Séminaire :
Séminaire et activités de l’équipe « Multilinguisme, Traduction, Création » /2024-202506/06/2025
Laura Alcoba, écrivaine et traductrice, est née en Argentine en 1968. Pour fuir la dictature et les persécutions de la Guerra Sucia (1976-1983) elle s’est établie avec sa mère en région parisienne à l’âge de 10 ans. Manèges, son premier texte autobiographique paru en 2007 chez Gallimard, évoque le besoin qui s’imposait en Argentine de surveiller sa langue et de garder le silence, à une époque où un geste ou un mot de travers pouvait trahir le groupe auquel on appartenait. Très jeune, Alcoba se cachait avec sa mère et des militants Montoneros dans une maison soi-disant « sûre » de la Plata mais où tous les militants qui y résidaient ont été massacrés par les forces du Général Videla un jour de 1976. L’espagnol est la langue où la petite Laura a appris à se taire, une langue souillée par la violence et la peur, et qui véhiculait un énorme sentiment de responsabilité, voire de culpabilité. Ce fut pour autant une langue chérie, celle qu’elle utilisait pour écrire des lettres à son père, prisonnier politique incarcéré à La Plata.
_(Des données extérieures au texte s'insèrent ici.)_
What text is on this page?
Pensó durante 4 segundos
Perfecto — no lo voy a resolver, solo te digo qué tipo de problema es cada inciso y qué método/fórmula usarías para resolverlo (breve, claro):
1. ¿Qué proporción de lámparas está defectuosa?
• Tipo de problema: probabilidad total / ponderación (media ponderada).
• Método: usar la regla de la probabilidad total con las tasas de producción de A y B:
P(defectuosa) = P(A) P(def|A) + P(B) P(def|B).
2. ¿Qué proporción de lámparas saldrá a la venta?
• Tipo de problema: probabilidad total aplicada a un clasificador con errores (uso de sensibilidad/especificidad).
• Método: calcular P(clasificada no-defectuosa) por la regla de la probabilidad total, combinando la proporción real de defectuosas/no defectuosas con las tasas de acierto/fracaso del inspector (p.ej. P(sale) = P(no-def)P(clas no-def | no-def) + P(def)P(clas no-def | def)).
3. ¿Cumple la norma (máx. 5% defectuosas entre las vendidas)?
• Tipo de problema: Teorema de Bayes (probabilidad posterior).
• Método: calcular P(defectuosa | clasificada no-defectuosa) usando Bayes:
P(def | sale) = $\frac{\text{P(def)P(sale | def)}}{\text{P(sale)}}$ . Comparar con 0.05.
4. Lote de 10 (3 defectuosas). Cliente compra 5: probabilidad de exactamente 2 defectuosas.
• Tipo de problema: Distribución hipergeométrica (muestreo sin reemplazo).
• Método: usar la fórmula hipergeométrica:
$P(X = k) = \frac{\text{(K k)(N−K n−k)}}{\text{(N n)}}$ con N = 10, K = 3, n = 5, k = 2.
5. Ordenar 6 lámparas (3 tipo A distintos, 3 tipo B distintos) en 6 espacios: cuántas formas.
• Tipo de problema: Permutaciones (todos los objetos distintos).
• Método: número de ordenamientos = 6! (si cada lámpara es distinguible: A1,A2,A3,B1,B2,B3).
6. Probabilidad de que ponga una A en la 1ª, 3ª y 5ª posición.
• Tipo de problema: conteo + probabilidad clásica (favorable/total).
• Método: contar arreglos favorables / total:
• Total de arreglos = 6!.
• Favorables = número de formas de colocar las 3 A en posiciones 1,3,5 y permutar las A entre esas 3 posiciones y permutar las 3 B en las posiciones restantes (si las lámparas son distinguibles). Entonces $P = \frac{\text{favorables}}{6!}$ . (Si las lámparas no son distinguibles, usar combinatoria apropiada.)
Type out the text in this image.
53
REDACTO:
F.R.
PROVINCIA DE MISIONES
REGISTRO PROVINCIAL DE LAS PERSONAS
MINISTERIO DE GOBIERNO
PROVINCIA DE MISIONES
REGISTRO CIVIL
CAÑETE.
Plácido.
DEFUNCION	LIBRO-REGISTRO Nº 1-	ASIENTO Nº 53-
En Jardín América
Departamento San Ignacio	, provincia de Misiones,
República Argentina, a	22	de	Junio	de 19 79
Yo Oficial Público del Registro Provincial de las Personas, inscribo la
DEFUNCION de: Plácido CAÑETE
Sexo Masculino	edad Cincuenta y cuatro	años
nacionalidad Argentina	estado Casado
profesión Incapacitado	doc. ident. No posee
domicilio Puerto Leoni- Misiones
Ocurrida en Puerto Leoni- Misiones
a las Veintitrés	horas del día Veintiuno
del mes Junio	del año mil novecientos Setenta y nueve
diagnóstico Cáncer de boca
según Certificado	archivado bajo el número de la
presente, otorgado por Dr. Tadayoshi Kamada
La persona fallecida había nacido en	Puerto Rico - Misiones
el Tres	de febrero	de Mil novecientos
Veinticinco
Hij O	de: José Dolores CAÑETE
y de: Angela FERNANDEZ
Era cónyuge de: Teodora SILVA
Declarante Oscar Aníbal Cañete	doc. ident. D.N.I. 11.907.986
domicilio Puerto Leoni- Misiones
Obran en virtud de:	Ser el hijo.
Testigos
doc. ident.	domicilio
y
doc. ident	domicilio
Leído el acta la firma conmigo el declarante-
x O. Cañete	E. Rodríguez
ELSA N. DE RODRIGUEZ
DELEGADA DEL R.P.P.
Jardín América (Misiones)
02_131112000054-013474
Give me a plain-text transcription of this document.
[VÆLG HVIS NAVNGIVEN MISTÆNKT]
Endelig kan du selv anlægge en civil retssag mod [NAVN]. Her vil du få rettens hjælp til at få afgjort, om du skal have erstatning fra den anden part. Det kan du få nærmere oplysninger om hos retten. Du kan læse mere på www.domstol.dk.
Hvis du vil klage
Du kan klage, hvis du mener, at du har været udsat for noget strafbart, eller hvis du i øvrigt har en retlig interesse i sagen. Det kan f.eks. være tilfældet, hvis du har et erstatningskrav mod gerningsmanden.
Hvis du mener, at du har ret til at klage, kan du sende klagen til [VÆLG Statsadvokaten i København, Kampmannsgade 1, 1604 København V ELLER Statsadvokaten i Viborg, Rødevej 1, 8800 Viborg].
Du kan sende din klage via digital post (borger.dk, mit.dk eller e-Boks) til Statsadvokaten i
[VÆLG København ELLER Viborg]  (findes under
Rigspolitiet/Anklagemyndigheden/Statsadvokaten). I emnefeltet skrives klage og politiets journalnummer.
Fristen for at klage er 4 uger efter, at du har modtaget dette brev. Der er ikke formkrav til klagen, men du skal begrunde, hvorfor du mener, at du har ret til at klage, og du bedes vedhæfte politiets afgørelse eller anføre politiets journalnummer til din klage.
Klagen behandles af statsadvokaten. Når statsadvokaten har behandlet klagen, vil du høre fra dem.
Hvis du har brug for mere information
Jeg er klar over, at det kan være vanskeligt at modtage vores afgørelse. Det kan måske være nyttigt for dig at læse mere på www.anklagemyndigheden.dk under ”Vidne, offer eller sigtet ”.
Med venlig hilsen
En tant que jeune réfugiée, elle étudiait et commentait des textes philosophiques et littéraires en français, alors que son père lisait les mêmes textes en espagnol dans sa cellule en Argentine. L’espagnol est alors aussi la langue où s’exprimait l’amour entre père et fille, mais de manière circonscrite et sur le ton de la discussion littéraire.
De cette expérience, Alcoba a tiré une dualité linguistique très fructueuse, et une expérience de l’entre deux. Son œuvre créative traite d’un passé traumatisant mais aussi du processus d’adopter une nouvelle langue (le français), qui apportait une part de libération psychique. Alcoba traite également de douleurs partagées, à cause des violences nationales en Argentine. Elle parle de silences, de trous béants et d’émotions fortes mais tues, ainsi que de transformation et de la (re)construction de soi par l’écriture. Aujourd’hui, en plus de ses activités d’écrivaine et d’enseignante elle pratique la traduction d’ouvrages littéraires de l’espagnol vers le français. Elle ne s’auto-traduit pas, et écrit ses propres livres en langue française. Cependant, d’autres langues font parfois irruption dans ses récits personnels, surtout des bribes d’espagnol mais dans La Danse de l’araignée également quelques fragments en allemand, langue apprise en France et appréciée comme un territoire secret. L’apprentissage de langues additionnelles devient un lieu de conquête, de jeu et de poésie pour cette écrivaine, alors que la langue d’origine demeure entourée d’ambiguïté.
Dervila Cooke est chercheuse et enseignante à Dublin City University en Irlande. Ses recherches portent principalement sur la production culturelle créative très contemporaine, essentiellement pour la France et le Québec, avec des réflexions post-coloniales. Elle a dirigé le numéro thématique de Comparative Literature and Culture de 2016, consacré à la représentation de l’immigration dans l’écriture contemporaine en France, au Québec et en Irlande. Depuis, elle a publié deux monographies chez Palgrave Macmillan, toutes deux en 2024, sur les récits autobiographiques d’auteurs qui sont culturellement mixtes. La première de ces monographies s’appelle Indigenous and Transcultural Narratives in Québec : Ways of Belonging, et la deuxième s’intitule Life Writing and Transcultural Youth in Contemporary France : Azouz Begag, Maryam Madjidi, and Laura Alcoba. Ses premières recherches ont porté sur Patrick Modiano, pour les idées d’auto-bio-fiction et de témoignage, la post-mémoire, l’histoire de la Seconde Guerre mondiale, la mémoire personnelle traumatisée et le rapport problématique à la francité et à une identité juive mixte. Ses principaux ouvrages sur Modiano sont sa monographie Present Pasts de 2005 et le numéro spécial de French Cultural Studiesqu’elle a dirigé en 2012 : Modiano et l’image. Elle s’intéresse également aux flâneurs et aux flâneuses, y compris dans la sphère culturelle contemporaine.